Доктор Спектр приехала в Уэйтсфилд не просто так. Она решила заняться психиатрией в маленькой провинциальной больнице. Извивалась на стуле. Больше десяти лет провела, зарабатывая степени, чтобы оказаться наконец в заведении для бессильных и обрести над ними власть.

Ты слабая. Нужно проявлять характер, говорила она. Сначала я подумала, что она не так меня поняла: я пришла в больницу, потому что исчерпала все силы, потому что нельзя жить, как я жила, нельзя этого требовать. Но другого лекарства она предложить не могла. Она думала, что мне нужно больше жесткости, что у меня дефицит этого витамина. К своему удивлению, я расплакалась. Даже не пыталась скрыть это или вытереть лицо. «Соберись!» — сказала она. Может, с кем-то это работало.

До тех пор я думала, что больница (игровая площадка для садистов) – это место, где больные люди выздоравливают.

Вместо пластиковых мусорных пакетов в отделении были бумажные.

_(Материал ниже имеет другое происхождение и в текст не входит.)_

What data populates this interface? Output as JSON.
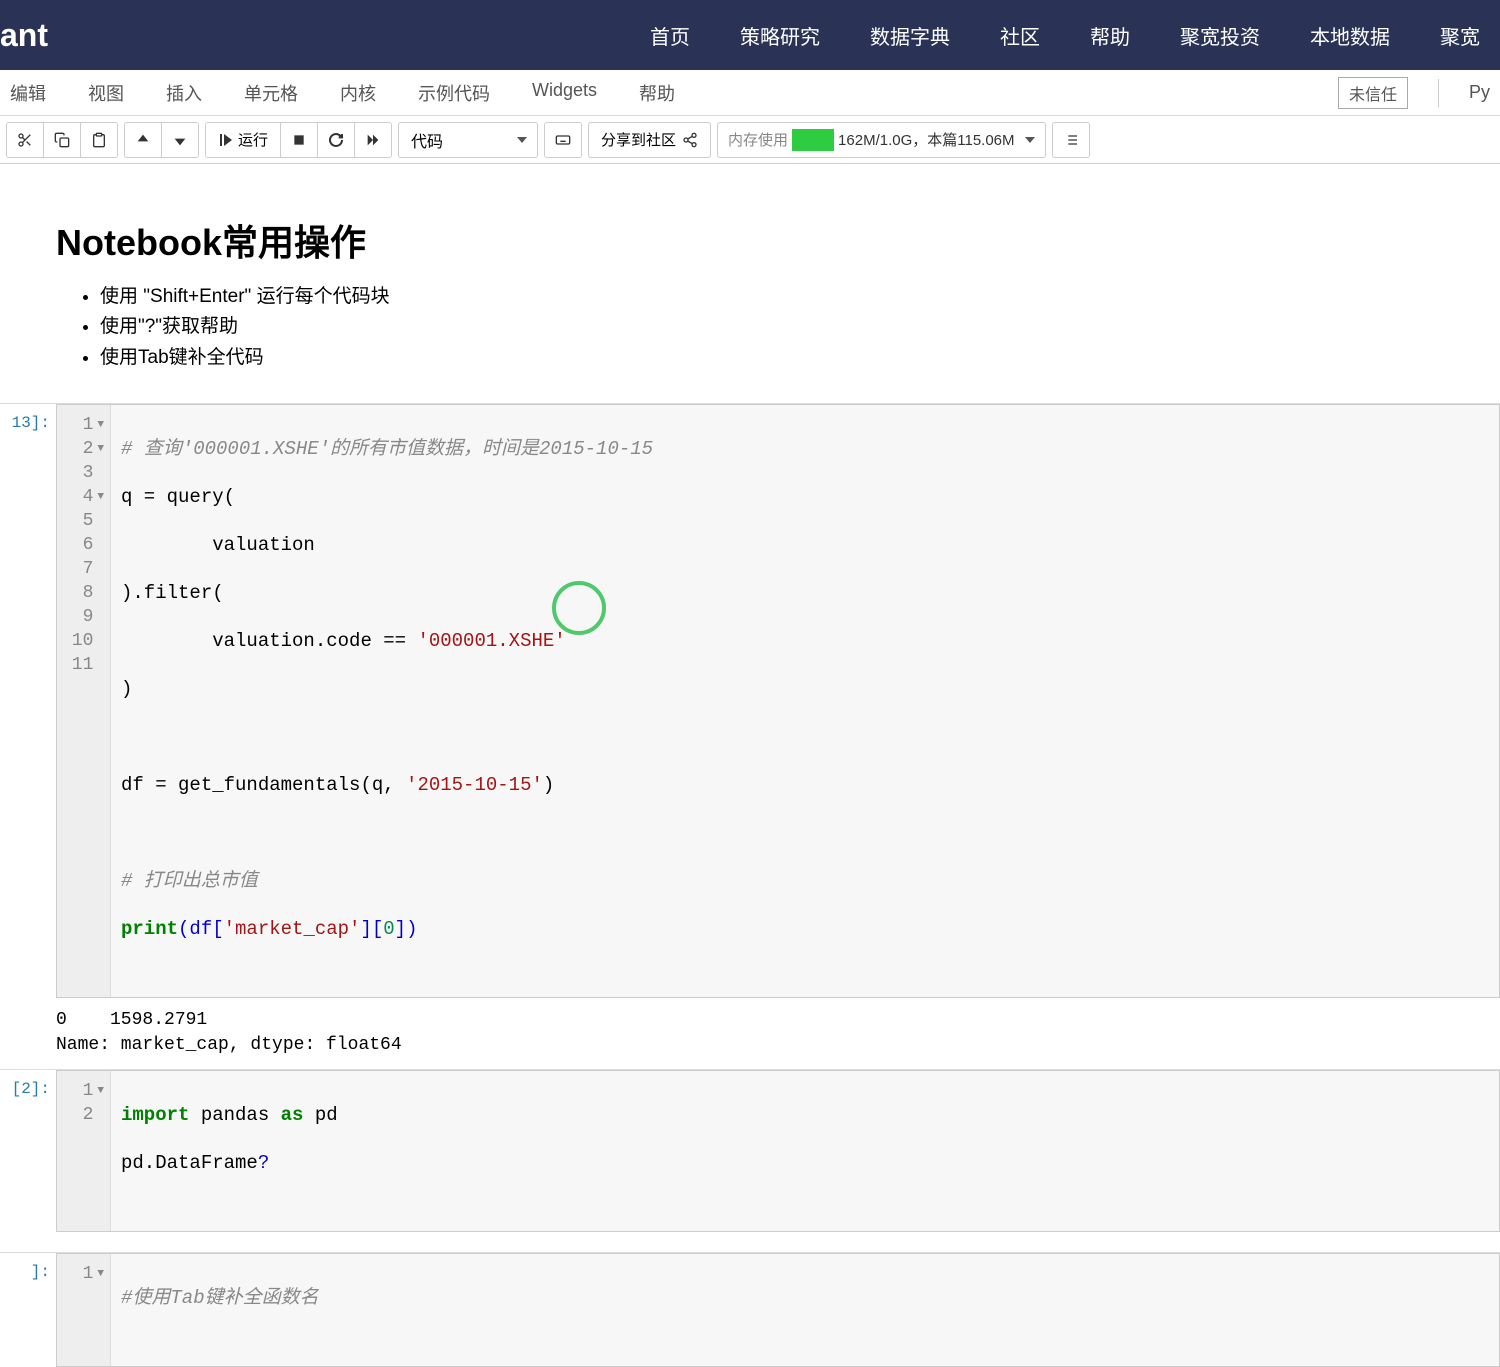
{
  "topnav": {
    "logo": "ant",
    "links": [
      "首页",
      "策略研究",
      "数据字典",
      "社区",
      "帮助",
      "聚宽投资",
      "本地数据",
      "聚宽"
    ]
  },
  "menubar": {
    "items": [
      "编辑",
      "视图",
      "插入",
      "单元格",
      "内核",
      "示例代码",
      "Widgets",
      "帮助"
    ],
    "trust": "未信任",
    "kernel": "Py"
  },
  "toolbar": {
    "run_label": "运行",
    "cell_type": "代码",
    "share_label": "分享到社区",
    "mem_label": "内存使用",
    "mem_text": "162M/1.0G，本篇115.06M"
  },
  "markdown": {
    "heading": "Notebook常用操作",
    "items": [
      "使用 \"Shift+Enter\" 运行每个代码块",
      "使用\"?\"获取帮助",
      "使用Tab键补全代码"
    ]
  },
  "cell1": {
    "prompt": "13]:",
    "lines": {
      "l1a": "# 查询'000001.XSHE'的所有市值数据，时间是2015-10-15",
      "l2a": "q = query(",
      "l3a": "        valuation",
      "l4a": ").filter(",
      "l5a": "        valuation.code == ",
      "l5b": "'000001.XSHE'",
      "l6a": ")",
      "l8a": "df = get_fundamentals(q, ",
      "l8b": "'2015-10-15'",
      "l8c": ")",
      "l10a": "# 打印出总市值",
      "l11a": "print",
      "l11b": "(df[",
      "l11c": "'market_cap'",
      "l11d": "][",
      "l11e": "0",
      "l11f": "])"
    },
    "output": "0    1598.2791\nName: market_cap, dtype: float64"
  },
  "cell2": {
    "prompt": "[2]:",
    "lines": {
      "l1a": "import",
      "l1b": " pandas ",
      "l1c": "as",
      "l1d": " pd",
      "l2a": "pd.DataFrame",
      "l2b": "?"
    }
  },
  "cell3": {
    "prompt": "]:",
    "lines": {
      "l1a": "#使用Tab键补全函数名"
    }
  }
}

Пластиковые пакеты попадали под категорию «колюще-режущие предметы», даже если не кололи и не резали. Хозяйственное мыло давали в порошке. Цепь с велотренажера не снять – нет инструментов. На каждом окне по две пломбы. На штанге для занавески в душе пусто.

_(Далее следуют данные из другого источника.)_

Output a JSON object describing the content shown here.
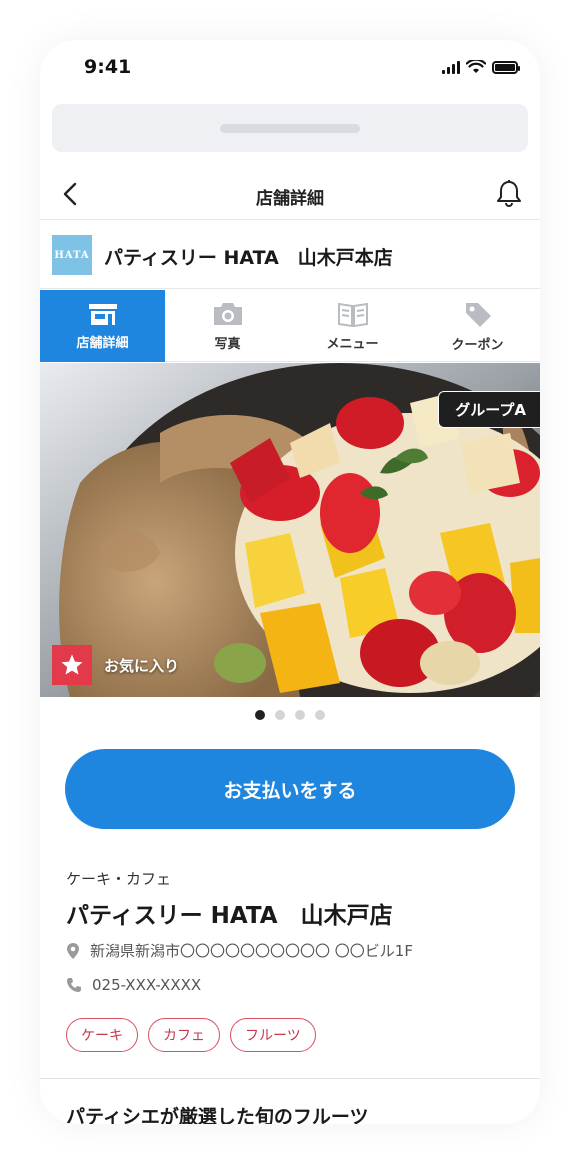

Моим любимым товарищем по лечению был Карл – шизофреник и единственный хронически больной в отделении. На халдоле [8] больше двадцати лет. Иногда он стоял в комнате отдыха в оцепенении, подняв над головой стул, но тут же аккуратно опускал его, стоило кому-то сказать об этом.

Рядом с постом медсестер была книга учета уходящих. Все алкоголики каждый день записывались туда и уходили проверить свои ослабевшие сердца на ЭКГ – те же, кто получал электросудорожную терапию, выписывались утром, а вечером их снова регистрировали, когда, бессознательных, вносили обратно на носилках.

Карлу единственному ни по какой причине не разрешали покидать отделение. На девятнадцатый день без прогулок он вписал в книгу: ПАЦИЕНТ – Карл; НАЗНАЧЕНИЕ – Аруба; ВРЕМЯ УХОДА – 2001. Потом были неприятности.

* * *

Я не пропустила ни одной групповой сессии с доктором Спектр и получила за это отпуск на выходные.